The article led with a story about a couple whose child, fathered by a sperm donor, has cystic fibrosis. But the chance of that is the same whether or not the sperm came from a donor or in the usual way.

No commuter bikes on sidewalk

8 May 2012

I’m pretty sure you won’t find a street sign like this in Baltimore:

"No commuter bikes on sidewalk"

It’s on my usual commute to campus.

Boring us to submission

7 May 2012

The University of Wisconsin-Madison has embarked on a big human resources redesign. I think the university administration has devised the ideal strategy to ensure little faculty input in the process: they’ve made it so dreadfully dull and full of business speak that we can’t bear to read through the material or show up to one of the many “engagement sessions”.

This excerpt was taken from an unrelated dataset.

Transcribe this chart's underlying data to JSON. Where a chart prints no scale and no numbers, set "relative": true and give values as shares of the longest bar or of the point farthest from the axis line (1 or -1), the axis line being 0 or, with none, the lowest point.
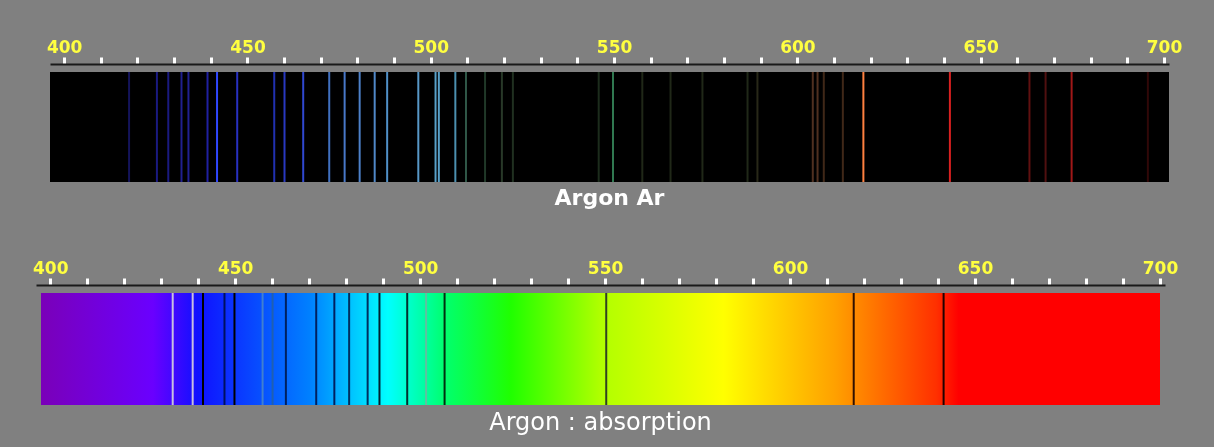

What reasonable faculty member would seek to attend an “engagement session”?

And then there are diagrams like this:

And stuff like this:

When they talk about market-based blah blah blah, my eyes glaze over and I want to take a nap.

There was a great deal of discussion of this stuff at the faculty senate meeting today.

Noah Feinstein asked an important question: on what evidence are the various recommendations based? I’m pretty sure it involves a lot of exploding pie charts.

Sara Goldrick-Rab made the most interesting point of the meeting: the market doesn’t reward good teaching. She has much more to say at her blog.

That I’ve been introduced to Sara’s blog may be viewed as an early positive outcome of the process.

Rob Tibshirani and Andy Clark named to NAS

3 May 2012

Rob Tibshirani and Andy Clark are now members of the National Academy of Sciences.